Märchen erzählen davon, wie du durchs Leben kommst. Wie du mit Demütigungen zurechtkommst. Sie erzählen von schier unausrottbaren Konstanten, mit denen sich die Menschheit plagt: Gier, Armut, Hunger, Machtrausch und Versklavung. Sie erzählen von Unterwürfigkeit, Starrsinn, Kleinmut.

Reflektiert & knackig

Uraufführung von „Weck mich auf. Sehr frei nach Grimm und Andersen“ (Text: Brunnemann und Sigrid Blauensteiner) war am Donnerstag im Phönix. Minimalistische Bühne mit zwei Bildschirmen, die den Ort des Geschehens, grollende Könige oder verkniffene Stiefschwestern zeigen. Das Stück ungeheuerlich reflektiert, doch knackig serviert. Saftige Prügeleien, poppiger Gesang, anzügliche Liebeleien. Psychoanalytische Deutungen wie die eines Eugen Drewermann dürften eingeflossen sein, Gut-Böse-Schemata werden zeitgemäß hinterfragt, ebenso verkrustete Geschlechter-Stereotypen. Doch originalgetreu wird ein Märchen von zeitloser Gültigkeit erzählt: Andersens „Des Kaisers neue Kleider“ über Arroganz der Macht, Dummheit und (gewollte) Blindheit der Machtlosen.

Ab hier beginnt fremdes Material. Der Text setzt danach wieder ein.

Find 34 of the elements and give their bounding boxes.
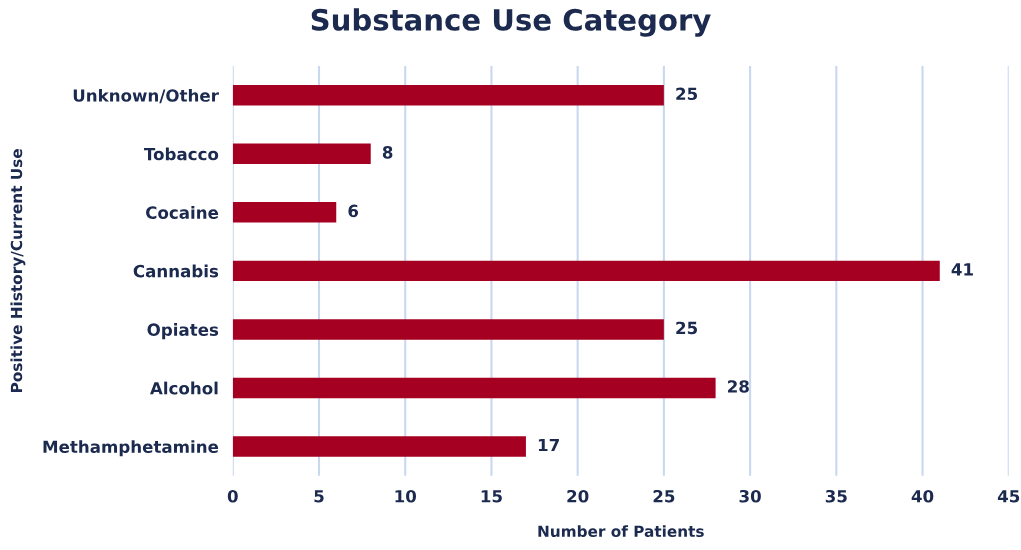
x-tick-label: 10 [395, 489, 417, 503]
x-tick-label: 15 [481, 490, 502, 503]
data-label: 8 [382, 146, 393, 159]
bar [232, 436, 526, 457]
x-tick-label: 40 [911, 489, 934, 503]
y-tick-label: Opiates [147, 323, 219, 340]
data-label: 28 [728, 380, 749, 393]
y-axis-title: Positive History/Current Use [10, 149, 26, 393]
x-tick-label: 35 [825, 489, 847, 503]
chart-title: Substance Use Category [311, 8, 711, 37]
x-tick-label: 20 [567, 489, 589, 503]
bar [232, 202, 337, 223]
data-label: 25 [676, 321, 698, 335]
data-label: 6 [348, 204, 359, 218]
bar [232, 377, 716, 399]
y-tick-label: Unknown/Other [73, 88, 219, 104]
x-tick-label: 0 [227, 489, 238, 503]
x-axis-title: Number of Patients [538, 525, 704, 538]
x-tick-label: 45 [997, 490, 1020, 503]
bar [232, 143, 371, 165]
data-label: 25 [676, 87, 698, 101]
y-tick-label: Alcohol [150, 381, 218, 395]
x-tick-label: 30 [739, 489, 761, 503]
bar [232, 85, 664, 106]
x-tick-label: 5 [314, 490, 324, 503]
y-tick-label: Cocaine [146, 206, 219, 219]
data-label: 17 [538, 438, 559, 452]
x-tick-label: 25 [653, 489, 675, 503]
y-tick-label: Tobacco [143, 147, 219, 161]
bar [232, 260, 940, 282]
bar [232, 319, 664, 340]
data-label: 41 [951, 263, 973, 276]
y-tick-label: Cannabis [133, 264, 219, 278]
y-tick-label: Methamphetamine [43, 440, 219, 457]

Gina Christof und Zernatto sind ein großartig aufeinander eingespieltes Pärchen. Sie gehen brutal aufeinander los, sie sind zarte Liebende, sie tanzen oder lassen als Vortragende alleine die wunderschönen Texte sprechen. Fast übergangslos switchen sie von einem Märchen zum nächsten, bei aller Rasanz klingt ein Nachdenken über die Bedeutung von Märchen an sich an. Ein Nachdenken auch über den Verlust des Geschichtenerzählens durch die in geschichtsloser Gegenwart erstarrte Blasenfabrik Internet.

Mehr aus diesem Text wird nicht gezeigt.